Figures & data
Figure 1. The representative TEM images (left), size distribution histograms (right), and UV analysis of Nano-Se. (A–D) The morphology of as-synthesized Nano-Se exposure to different irradiation was characterized by TEM and their size distribution histograms were obtained by size analysis of over 150 particles. The mean diameters were 27.5, 25.8, 22.4 and 19.82 nm, respectively. Scale bar were 50 nm. (E) UV–vis spectroscopy of Nano-Se exposure to different irradiation.
Figure 2. The biocompatibility and uptake of Nano-Se. (A) The viability of MCF-7 cells determined 24 h after treatment with Nano-Se at various concentrations. (B) Particles uptake by MCF-7 cells using flow cytometry.
Figure 3. Enhancement of irradiation-induced growth inhibition by Nano-Se. (A) Cloning formations of irradiation with or without Nano-Se. (B) The surviving fraction of MCF-7 was decreased by irradiation in a dose-dependent manner, an effect that was potentiated by the addition of Nano-Se.
Figure 4. Enhancement of irradiation-induced mortality and apoptosis by Nano-Se. (A) MCF-7 cells were exposed to indicated concentrations of Nano-Se or 6 Gy or both, and stained with Annexin V/PI before flow cytometry analysis. Cell survival rates (B) and quantitative analysis of apoptosis cell percentage (C) obtained after flow cytometry evaluation (*p < .05, **p < .01, ***p < .001, the Nano-Se group (0/6 Gy) compared with vehicle control group (0/6 Gy); #p < .05, ##p < .01, ###p < .001, the combined group (Nano-se and radiation) compared with Nano-Se group).
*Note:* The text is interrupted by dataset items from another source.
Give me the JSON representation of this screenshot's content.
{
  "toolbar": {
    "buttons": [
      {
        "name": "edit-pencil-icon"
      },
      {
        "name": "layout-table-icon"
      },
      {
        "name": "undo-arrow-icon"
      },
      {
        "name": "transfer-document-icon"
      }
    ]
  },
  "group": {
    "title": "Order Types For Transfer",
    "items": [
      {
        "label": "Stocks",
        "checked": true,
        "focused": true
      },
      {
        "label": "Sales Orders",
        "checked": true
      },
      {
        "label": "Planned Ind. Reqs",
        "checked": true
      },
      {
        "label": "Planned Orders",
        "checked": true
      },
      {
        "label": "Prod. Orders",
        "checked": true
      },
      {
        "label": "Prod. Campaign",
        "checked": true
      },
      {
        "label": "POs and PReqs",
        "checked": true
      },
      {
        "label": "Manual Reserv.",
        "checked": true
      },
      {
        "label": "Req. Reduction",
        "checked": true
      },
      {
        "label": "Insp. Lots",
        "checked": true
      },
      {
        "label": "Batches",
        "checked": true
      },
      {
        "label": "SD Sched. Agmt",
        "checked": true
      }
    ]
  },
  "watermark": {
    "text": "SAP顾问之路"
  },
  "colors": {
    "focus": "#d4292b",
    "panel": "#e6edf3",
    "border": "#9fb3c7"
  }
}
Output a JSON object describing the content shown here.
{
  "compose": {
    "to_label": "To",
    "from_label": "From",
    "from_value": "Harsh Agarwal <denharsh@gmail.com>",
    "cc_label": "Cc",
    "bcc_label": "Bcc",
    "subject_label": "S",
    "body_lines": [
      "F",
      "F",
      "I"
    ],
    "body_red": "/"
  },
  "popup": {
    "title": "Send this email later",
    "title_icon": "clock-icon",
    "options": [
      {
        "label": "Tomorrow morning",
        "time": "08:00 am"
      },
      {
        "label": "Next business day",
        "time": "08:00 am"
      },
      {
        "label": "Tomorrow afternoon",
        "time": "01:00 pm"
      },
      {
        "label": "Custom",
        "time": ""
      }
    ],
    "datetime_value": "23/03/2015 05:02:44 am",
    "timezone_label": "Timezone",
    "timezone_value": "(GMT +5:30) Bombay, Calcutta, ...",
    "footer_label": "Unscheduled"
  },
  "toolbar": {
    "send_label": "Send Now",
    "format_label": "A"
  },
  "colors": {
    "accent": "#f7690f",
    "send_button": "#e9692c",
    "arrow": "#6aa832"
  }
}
Figure 5. Effect of Nano-Se on MCF-7 cell cycle distribution. (A) Cells were pre-treated with the vehicle or Nano-Se for 24 h before exposure to 0 Gy or 6 Gy irradiation, and the fraction of cells in each phase of the cell cycle was analysed by flow cytometry. (B) Quantitative analysis of cell cycle distribution.
Figure 6. Detection of autophagy in MCF-7 cells by flow cytometry. (A) Cells were treated with indicated concentrations of Nano-Se without or with subsequent irradiation treatment. A 488 nm laser source and the FL1 channel were used to detect the green florescence of autophagic cells. (B) Quantitative analysis of autophagy (*p < .05, **p < .01, ***p<.001, the Nano-Se group (0/6 Gy) compared with vehicle control group (0/6 Gy); #p < .05, ##p < .01, ###p < .001, the combined group (Nano-se and radiation) compared with Nano-Se group).
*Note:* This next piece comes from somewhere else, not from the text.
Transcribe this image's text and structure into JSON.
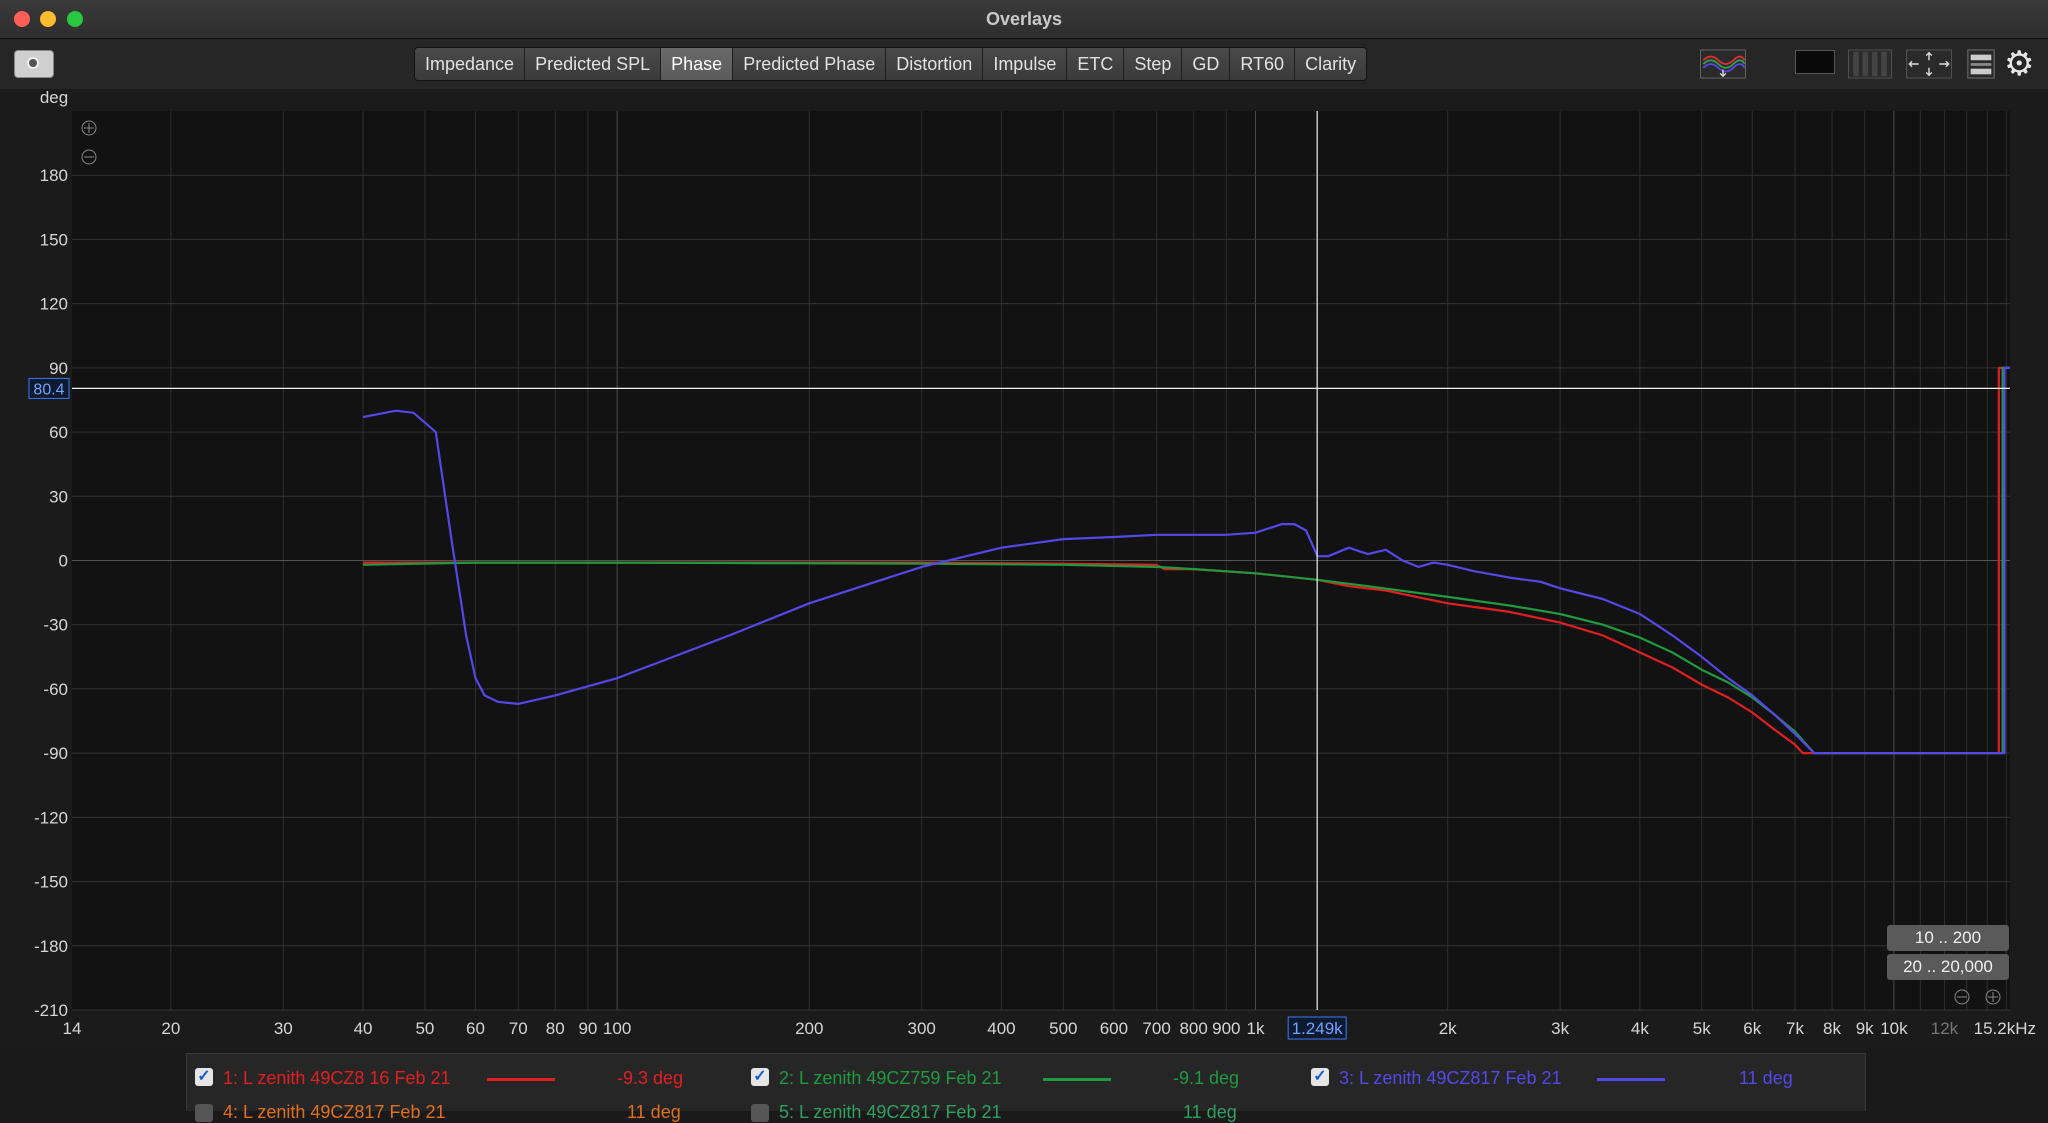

Figure 7. The effect of autophagy in the co-treatment. (A) Flow cytometry of MCF-7 cells treated with completed medium, irradiation (6 Gy), Nano-Se, combination of the nanoparticles and irradiation respectively with 3-MA (5 μM). Cell survival rates (B) and quantitative analysis of apoptosis cell percentage (C) obtained after flow cytometry evaluation (*p < .05, **p < .01, ***p < .001, the Nano-Se group (0/6 Gy) compared with vehicle control group (0/6 Gy); #p < .05, ##p < .01, ###p < .001, the combined group (Nano-se and radiation) compared with Nano-Se group).
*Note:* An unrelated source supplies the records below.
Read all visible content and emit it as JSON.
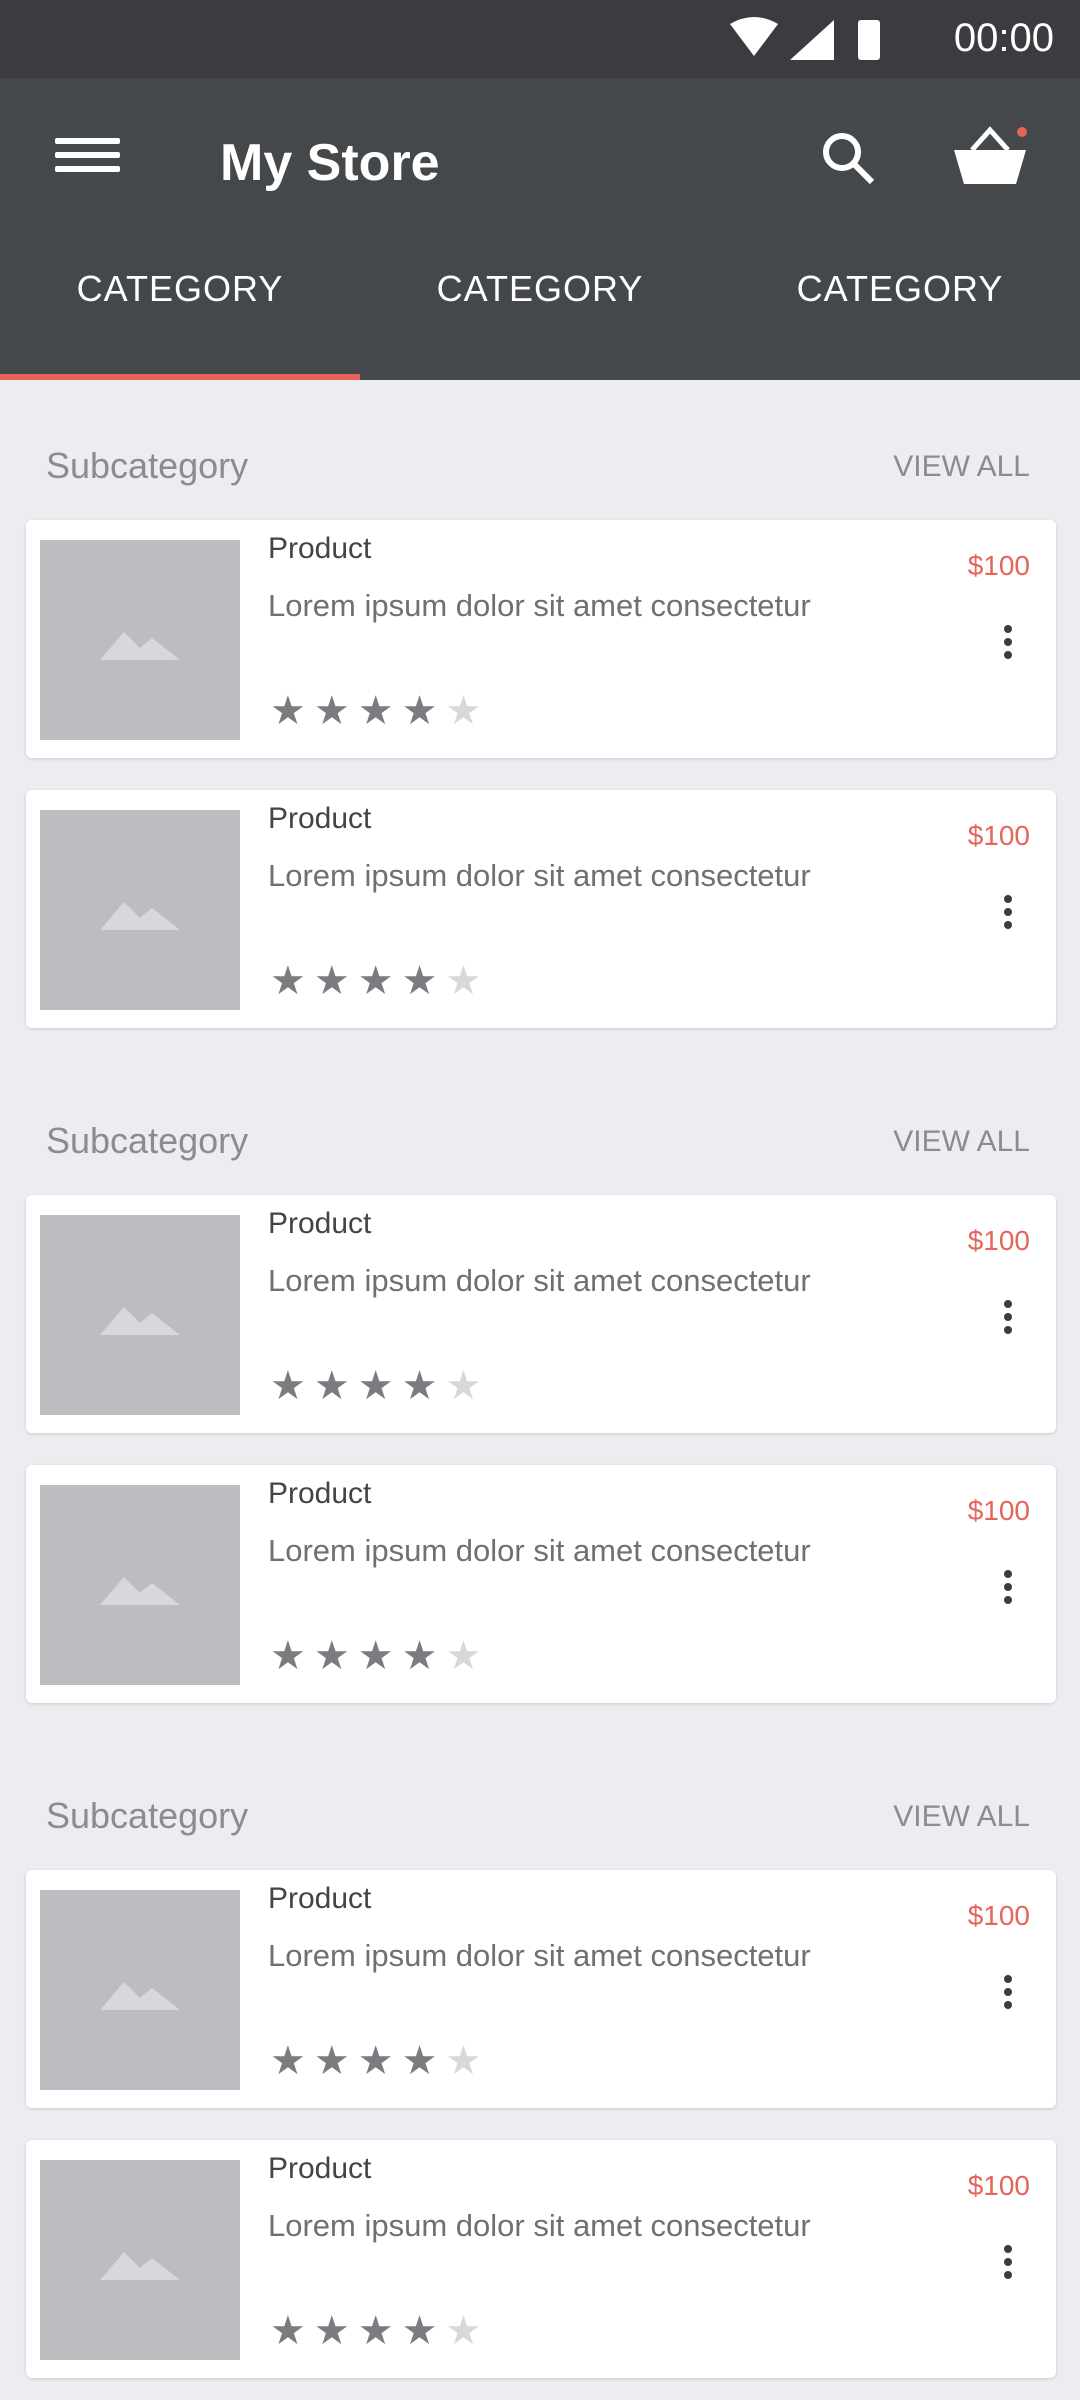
{
  "status": {
    "time": "00:00"
  },
  "appbar": {
    "title": "My Store",
    "tabs": [
      "CATEGORY",
      "CATEGORY",
      "CATEGORY"
    ]
  },
  "sections": [
    {
      "subcategory": "Subcategory",
      "view_all": "VIEW ALL",
      "products": [
        {
          "name": "Product",
          "description": "Lorem ipsum dolor sit amet consectetur",
          "price": "$100",
          "rating": 4
        },
        {
          "name": "Product",
          "description": "Lorem ipsum dolor sit amet consectetur",
          "price": "$100",
          "rating": 4
        }
      ]
    },
    {
      "subcategory": "Subcategory",
      "view_all": "VIEW ALL",
      "products": [
        {
          "name": "Product",
          "description": "Lorem ipsum dolor sit amet consectetur",
          "price": "$100",
          "rating": 4
        },
        {
          "name": "Product",
          "description": "Lorem ipsum dolor sit amet consectetur",
          "price": "$100",
          "rating": 4
        }
      ]
    },
    {
      "subcategory": "Subcategory",
      "view_all": "VIEW ALL",
      "products": [
        {
          "name": "Product",
          "description": "Lorem ipsum dolor sit amet consectetur",
          "price": "$100",
          "rating": 4
        },
        {
          "name": "Product",
          "description": "Lorem ipsum dolor sit amet consectetur",
          "price": "$100",
          "rating": 4
        }
      ]
    }
  ],
  "icons": {
    "menu": "menu-icon",
    "search": "search-icon",
    "cart": "cart-icon",
    "more": "more-vert-icon",
    "image": "image-placeholder-icon",
    "star": "star-icon"
  },
  "colors": {
    "appbar": "#45484B",
    "accent": "#E6645A",
    "background": "#ECEDF1"
  }
}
Figure 8. Detection of ROS in MCF-7 cells by flow cytometry. (A) Cells were treated with indicated concentrations of Nano-Se without (top) or with (bottom) subsequent irradiation treatment. A fluorometric assay based on the oxidation of DCFH-DA by intracellular oxidants was used in conjunction with flow cytometry to detect ROS. (B) Quantitative analysis of ROS (*p < .05, **p < .01, ***p < .001, the Nano-Se group (0/6 Gy) compared with vehicle control group (0/6 Gy); #p < .05, ##p < .01, ###p < .001, the combined group (Nano-se and radiation) compared with Nano-Se group).